Enhance medical accuracy with text analytics
Business challenge
Time constraints: Manually reviewing and verifying large amounts of medical documents can be time-consuming and may delay the completion of the research project.
Human error: The manual verification process is prone to errors, such as missed or misinterpreted information, which can affect the accuracy and integrity of the research data.
Cost: Manually reviewing and verifying large amounts of medical documents can be costly in terms of labor and resources.
Lack of standardization: Different medical documents may use different terminology, making it difficult for the team to consistently understand and verify the information.
Data privacy and security: The manual verification process may increase the risk of data breaches and violations of patient privacy.
Solution overview
Document analysis is not limited to specific industries; a large number of documents are created and used in various fields such as clinical research, environmental studies, manufacturing, and construction.
In clinical research, documents must be highly accurate as they may be used for medical treatments, tests, and research trials.

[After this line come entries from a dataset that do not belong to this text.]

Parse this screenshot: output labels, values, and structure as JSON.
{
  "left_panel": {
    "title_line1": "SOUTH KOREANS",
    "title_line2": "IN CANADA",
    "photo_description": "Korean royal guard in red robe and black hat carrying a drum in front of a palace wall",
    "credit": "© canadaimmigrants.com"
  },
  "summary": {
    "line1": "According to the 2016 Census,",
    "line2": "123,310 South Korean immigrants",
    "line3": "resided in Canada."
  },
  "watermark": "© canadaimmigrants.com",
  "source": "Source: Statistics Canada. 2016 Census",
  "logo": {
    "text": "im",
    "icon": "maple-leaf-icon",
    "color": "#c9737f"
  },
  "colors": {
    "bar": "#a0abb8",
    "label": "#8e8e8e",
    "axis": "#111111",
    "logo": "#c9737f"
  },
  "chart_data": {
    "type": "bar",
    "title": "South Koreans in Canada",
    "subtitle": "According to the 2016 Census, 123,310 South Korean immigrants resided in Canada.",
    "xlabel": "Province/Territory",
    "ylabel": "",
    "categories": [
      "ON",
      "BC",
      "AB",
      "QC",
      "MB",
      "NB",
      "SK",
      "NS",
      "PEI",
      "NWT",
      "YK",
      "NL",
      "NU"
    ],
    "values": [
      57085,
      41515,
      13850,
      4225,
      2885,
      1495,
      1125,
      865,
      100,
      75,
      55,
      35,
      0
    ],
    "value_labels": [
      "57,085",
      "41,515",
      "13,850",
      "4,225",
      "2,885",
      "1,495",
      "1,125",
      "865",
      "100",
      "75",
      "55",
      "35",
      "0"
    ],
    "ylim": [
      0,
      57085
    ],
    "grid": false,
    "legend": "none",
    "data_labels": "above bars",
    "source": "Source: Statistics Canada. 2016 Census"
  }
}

For example, obtaining approval for a medical trial or study involves preparing a protocol document and various supporting documents for review by a board.
OptiSol partnered with a clinical research company to develop an NLP-based document analysis solution that can verify multiple documents quickly and with high accuracy.
The solution includes a custom NLP pipeline to parse different documents used in a study, such as protocol documents and consent forms, and follows a universal structure to ease interpretation by NLP packages.
The system extracts relevant sections of different documents, such as the adverse symptoms section of a protocol document and a consent form, and performs syntactic and semantic analysis to compare them and report if they match, and if they have the same entities, nouns and verb phrases.
Business impact
Improved decision-making: Provides insight into historical sales patterns and trends, which can be used to make informed decisions about product development, resource allocation, and future growth.
Improved accuracy: Improves the accuracy of the verification process by reducing human error and standardizes the interpretation of medical terminologies.
Reduced costs: Reduces costs by minimizing the need for manual labor and minimizing the time required to complete the verification process.
Scalability: More scalable than manual verification, making it easier to handle a large number of documents or research studies.
Improved data quality: Ensures the quality and consistency of data, which is crucial for accurate analysis and decision-making.
Speed up the process: Speeds up the process of verification and reduces the time needed to complete the research, which can lead to faster time to market for the results.